V. Approche Neuropsychique des Notions du Bien et du Mal :
La crainte et l'espoir (الخوف والرجاء) constituent le mécanisme central du psychisme humain. Le circuit de la mémoire est érigé autours d'une relation très serrée entre l'hippocampe et l'amygdale, en sorte que chaque expérience du quotidien est gravée dans la mémoire plus ou moins profondément selon les émotions suscitées lors de son avènement.
Ainsi, nous nous remémorons plus aisément les moments les plus agréables et les moments les plus douloureux que les moments communs ne suscitant pas de forte émotion. Par exemple, ceux qui ont vécu les événements du 11 septembre et les attentats contre les tours jumelles et le Pentagone se souviendront plus aisément de détails de ce jour, alors qu'ils peineront à se souvenir de jours plus proches, sans incidence comparable sur le cours de leur vie. Ce processus garantissant en fait un traitement plus spontané et plus rapide face aux événements du quotidien. Puisqu'autrement chaque nouvelle expérience nécessiterait un traitement depuis zéro, et conduirait à une mauvaise économie d'energie et la répétition des mêmes erreurs indéfiniment.

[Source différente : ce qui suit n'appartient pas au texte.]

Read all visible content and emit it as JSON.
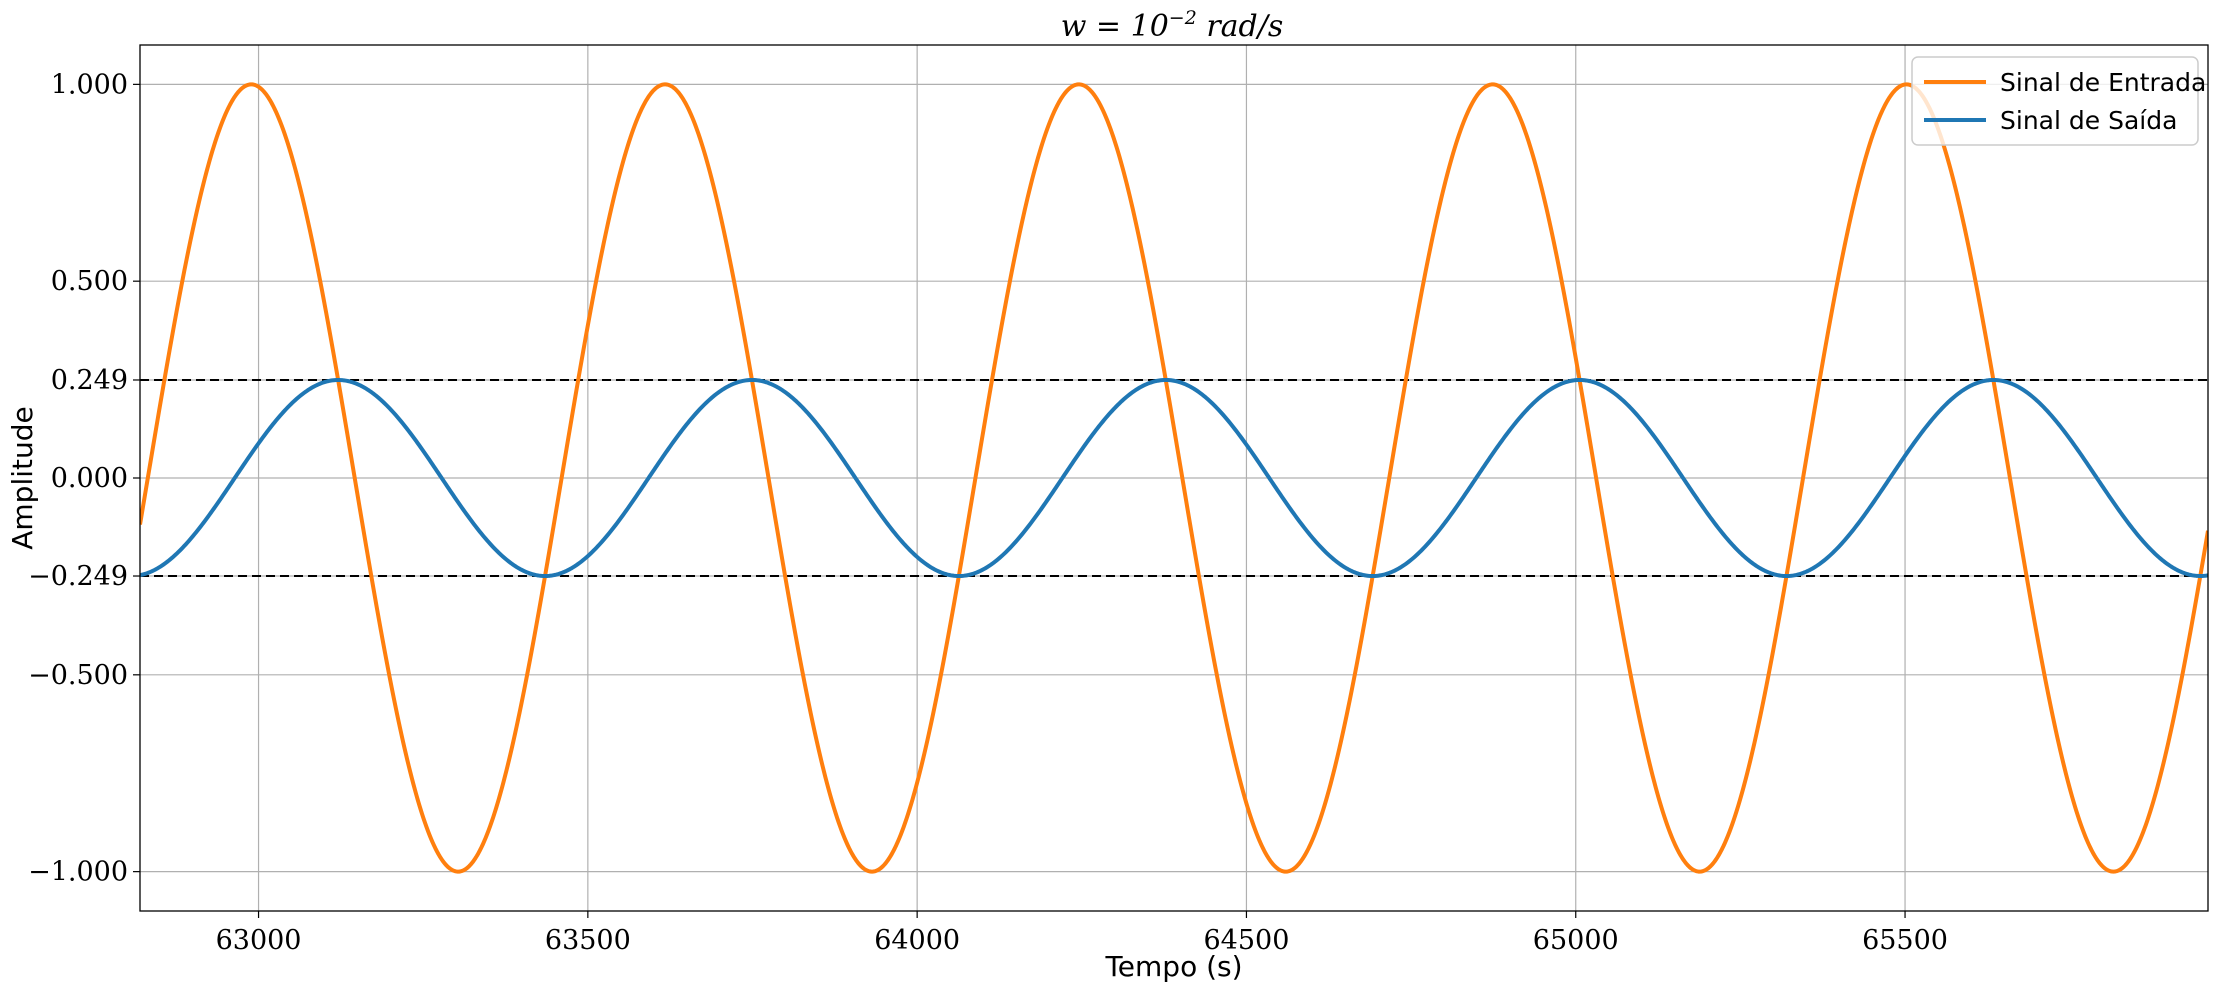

La mise en place des notions du bien et du mal se configure très précisément dans ce processus neuropsychique, en sorte que sans même le savoir, nous pondérons et paramétrons notre estimation de ces valeurs abstraites sur base de cette accumulation d'expériences personnelles et collectives. Si les valeurs inculquées par l'éducation et la pression sociale ne correspondent plus avec notre parcour personnel, nous sommes impulsivement conduits à systématiquement interpréter ceux-ci en sorte de les y adapter. Or, la véritable source de cette évaluation est subconsciente pragmatique et purement égoïste, voire hédoniste, souvent impossible à expliquer et cette manipulation impulsive parait si évidente et nécessaire que nous ne nous rendons pas compte qu'il se fonde sur un réflexe reptilien très profond qui est presque entièrement hors de notre capacité de contrôle. Ce qui explique que les comportements asociaux marginaux sont conçus comme tout-à-fait normaux par les personnes réfractaires ne s'alignant pas dans le code commun collectif. Nécessitant un apprentissage en profondeur malheureusement souvent voué à l'échec dans les cas les plus rares.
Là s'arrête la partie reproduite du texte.